There is no limit to the man’s hypocrisy. Butter wouldn’t melt in his mouth.

This is Obama responding to a reporter’s question about the alleged Michelle tape:

“We have seen this before. There is dirt and lies that are circulated in emails and they pump them out long enough until finally you, a mainstream reporter, asks me about it,” Obama said to the McClatchy reporter during a press conference aboard his campaign plane. “That gives legs to the story.
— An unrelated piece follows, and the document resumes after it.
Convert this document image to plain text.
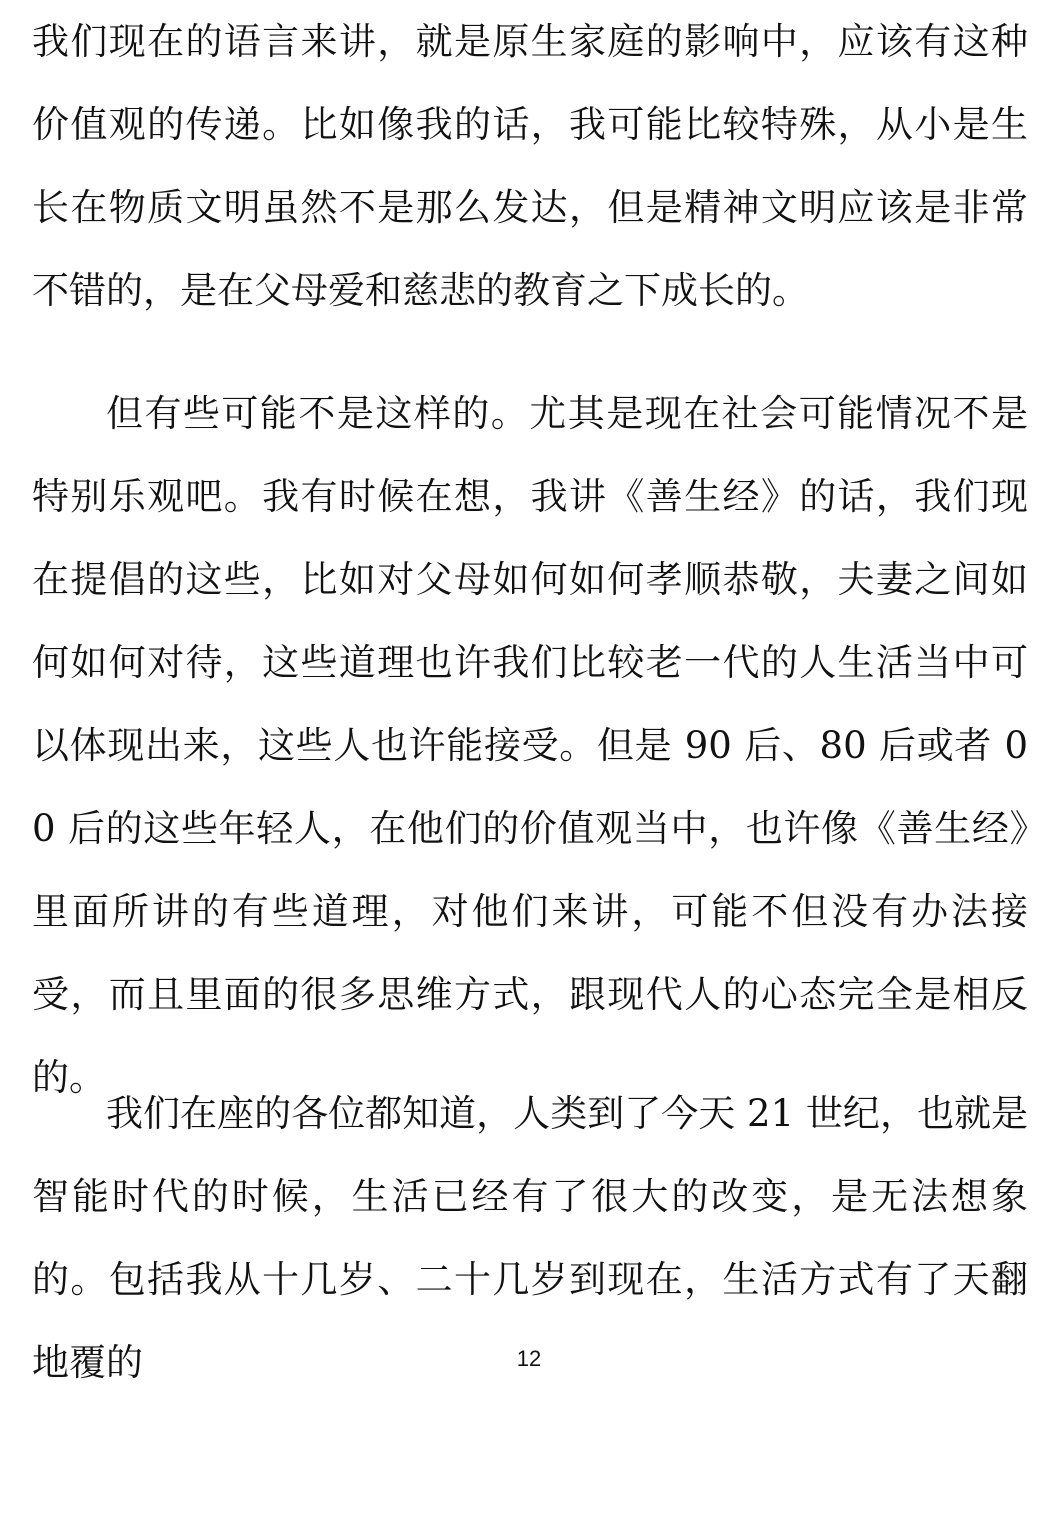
我们现在的语言来讲，就是原生家庭的影响中，应该有这种价值观的传递。比如像我的话，我可能比较特殊，从小是生长在物质文明虽然不是那么发达，但是精神文明应该是非常不错的，是在父母爱和慈悲的教育之下成长的。

但有些可能不是这样的。尤其是现在社会可能情况不是特别乐观吧。我有时候在想，我讲《善生经》的话，我们现在提倡的这些，比如对父母如何如何孝顺恭敬，夫妻之间如何如何对待，这些道理也许我们比较老一代的人生活当中可以体现出来，这些人也许能接受。但是 90 后、80 后或者 00 后的这些年轻人，在他们的价值观当中，也许像《善生经》里面所讲的有些道理，对他们来讲，可能不但没有办法接受，而且里面的很多思维方式，跟现代人的心态完全是相反的。

我们在座的各位都知道，人类到了今天 21 世纪，也就是智能时代的时候，生活已经有了很大的改变，是无法想象的。包括我从十几岁、二十几岁到现在，生活方式有了天翻地覆的	12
If somebody has evidence that myself or Michelle or anybody has said something inappropriate, let them do it.”

This from the man whose campaign — not two weeks ago — was furiously pushing the grotesque RFK assassination smear against Hillary. Calling up reporters, circulating quotes out of context, spreading the lies, fanning the flames, pumping the story until it had legs.

And he’s done the same goddamn thing the whole campaign. He’s like Humbert Humphrey, only worse. Humphrey had that whole nice guy shtick going, too. Nice guy, a good guy, your friendly neighbor from Minnesota, always taking the “high road,” as Hube called it, always talking about the politics of decency — while in the background his campaign was slinging every goddamn bit of dirt it could find or create. Pure unadulterated mud. Humphrey also had the corrupt Chicago machine backing him, and a nomination stolen from the more popular candidate.

But Obama’s younger than Hube was, and better-looking, and hip. Poor old Hube didn’t have masses of young fanbots talking about swirling vortexes of love and pink fuzzy hearts. Nobody ever painted a picture of Hubert Humphrey emerging from the Willamette River with roses cascading at his feet and a white horse/unicorn/pony galloping behind him.

And that, my friends, is the difference. It’s all surface shine. All packaging, modern and slick and insidious. Barack Obama is simply the new, millenial version of Hubert Humphrey. He’s Hubert Humphrey with sex appeal. He’s the focus-group-tested, Madison Avenue version. He’s who the Hube would have been if he’d been designed by Ogilvy & Mather.

I feel the way so many of my elders felt in ’68, after Bobby was killed (and Hillary, not Obama, is Bobby’s heir), after McCarthy was robbed, after their last chance to be represented was torn from them and they were stuck with….Humphrey.

Hubert. Fucking. Humphrey.

(Oh, hi, everybody. I’m almost back! A humongous thanks to everyone who has helped and donated, which I’m going to write more about in the morning along with an update. But first, tonight, I had to eject this very bitter pill that was rising up in my throat and suffocating me. Projectile vomiting on the blog, you might say.)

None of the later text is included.